The information literacy articles I consulted for this week’s class are all from the Library Quarterly, probably because its the only library journal archived in JSTOR. Full citations are as follows:
Bertot, John Carlo, Charles R. McClure and Paul T. Jaeger. “The Impacts of Free Public Internet Access on Public Library Patrons and Communities,” Library Quarterly 78/3 (2008).
Julien, Heidi and Cameron Hoffman. “Information Literacy Training in Canada’s Public Libraries”, Library Quarterly 78/1 (2008).
Patterson, David. “Information Literacy and Community College Students: Using New Approaches to Literacy Theory to Produce Equity,” Library Quarterly 79/3 (2009).
Contrary to my initial assumptions, the first article (“Impacts of Free Public Internet”) does not take the stance that free public internet access at public libraries is a universally essential and positive service. Mostly, this comes down to budgetary concerns. The authors of the article clearly believe that libraries can better use their money to buy print materials instead of maintaining the hardware and infrastructure necessary to provide a particular community with an outlet for free internet. Furthermore, they contend that other community and governmental bodies should share the burden of providing this service, both through funding and staffing. Surprisingly, the subtext of this article seems to accuse patrons of taking internet access at the library for granted and acting ungrateful. While it is never explicitly stated, and the concluding sentence exhorts librarians to look for creative ways to maintain this service, the authors appear to have a certain resentment of change, and especially of being forced to shoulder the burden of this change alone.
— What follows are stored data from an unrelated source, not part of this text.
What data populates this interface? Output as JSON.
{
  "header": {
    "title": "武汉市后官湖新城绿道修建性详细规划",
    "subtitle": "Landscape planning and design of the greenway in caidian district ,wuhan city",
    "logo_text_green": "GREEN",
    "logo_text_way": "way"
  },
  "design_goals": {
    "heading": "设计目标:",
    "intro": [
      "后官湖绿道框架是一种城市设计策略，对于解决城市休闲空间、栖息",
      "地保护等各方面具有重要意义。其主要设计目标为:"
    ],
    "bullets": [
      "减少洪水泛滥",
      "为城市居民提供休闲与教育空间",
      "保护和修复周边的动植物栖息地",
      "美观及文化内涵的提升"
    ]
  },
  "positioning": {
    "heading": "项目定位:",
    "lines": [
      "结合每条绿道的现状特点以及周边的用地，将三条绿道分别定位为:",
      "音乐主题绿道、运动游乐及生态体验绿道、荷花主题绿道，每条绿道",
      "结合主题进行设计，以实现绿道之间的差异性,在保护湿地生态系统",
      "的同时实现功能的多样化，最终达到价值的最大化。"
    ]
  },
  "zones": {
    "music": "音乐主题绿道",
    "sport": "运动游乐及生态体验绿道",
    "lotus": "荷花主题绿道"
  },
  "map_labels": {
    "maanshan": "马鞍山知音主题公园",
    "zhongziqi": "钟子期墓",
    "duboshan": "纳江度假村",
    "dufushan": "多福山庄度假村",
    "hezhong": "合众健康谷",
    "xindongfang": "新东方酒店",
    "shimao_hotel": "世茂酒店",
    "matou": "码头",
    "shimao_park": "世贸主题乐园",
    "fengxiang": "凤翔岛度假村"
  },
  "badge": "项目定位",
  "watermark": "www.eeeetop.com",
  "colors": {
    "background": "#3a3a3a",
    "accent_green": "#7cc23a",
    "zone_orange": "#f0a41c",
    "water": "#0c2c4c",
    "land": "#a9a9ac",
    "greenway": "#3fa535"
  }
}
The second article, "Community College", was heavy on the french philosophy and short on facts. I kept wanting the author to provide me with some statistics to back up his evaluations of community college students as almost universally victims of the "digital divide", but instead he seemed more interested in the "magnificent" musings of De Certeau, which state that reading creates "gardens that miniaturize and collate a world". Poetic, certainly. Helpful? Not really. I'm not sure I understood more than 50% of this article, and even though it takes a significant amount of obfuscation and purple prose to confuse me, some of the author's digressions made little sense. His frequent referrals to the ancient catalogs of Hittusas and Nippur--quite apart from being somewhat discordant notes in an article that also discusses Wikipedia--take on much more significance than they are due. One sentence on librarians as historical gatekeepers of information would have been fine, but I think hyperbolic section headings like "The Hattusas Catalog, Hostile Encounters and Disqualified Knowledge" really distract from Patterson's message, which is, simply, that librarians in community colleges have the potential to help their students succeed at transitioning 4-year universities by giving them a sophisticated grounding in IL and taking a look at their own power structures.
The last article ("Canada's Public Libraries") takes an almost completely opposite approach, but ends up with essentially the same conclusion as the other two--information literacy training is most important to the most disadvantaged and public libraries shouldn't have to bear the burden of providing internet access all on their own. Instead of Patterson's disconnected philosophical ramblings, however, the team of Julien and Hoffman take an eminently practical approach--they conduct a study. The concrete, quantifiable results of the study are presented with contextual information and explanation of results. This is by far the best-structured, unbiased, and most useful of the three articles I read.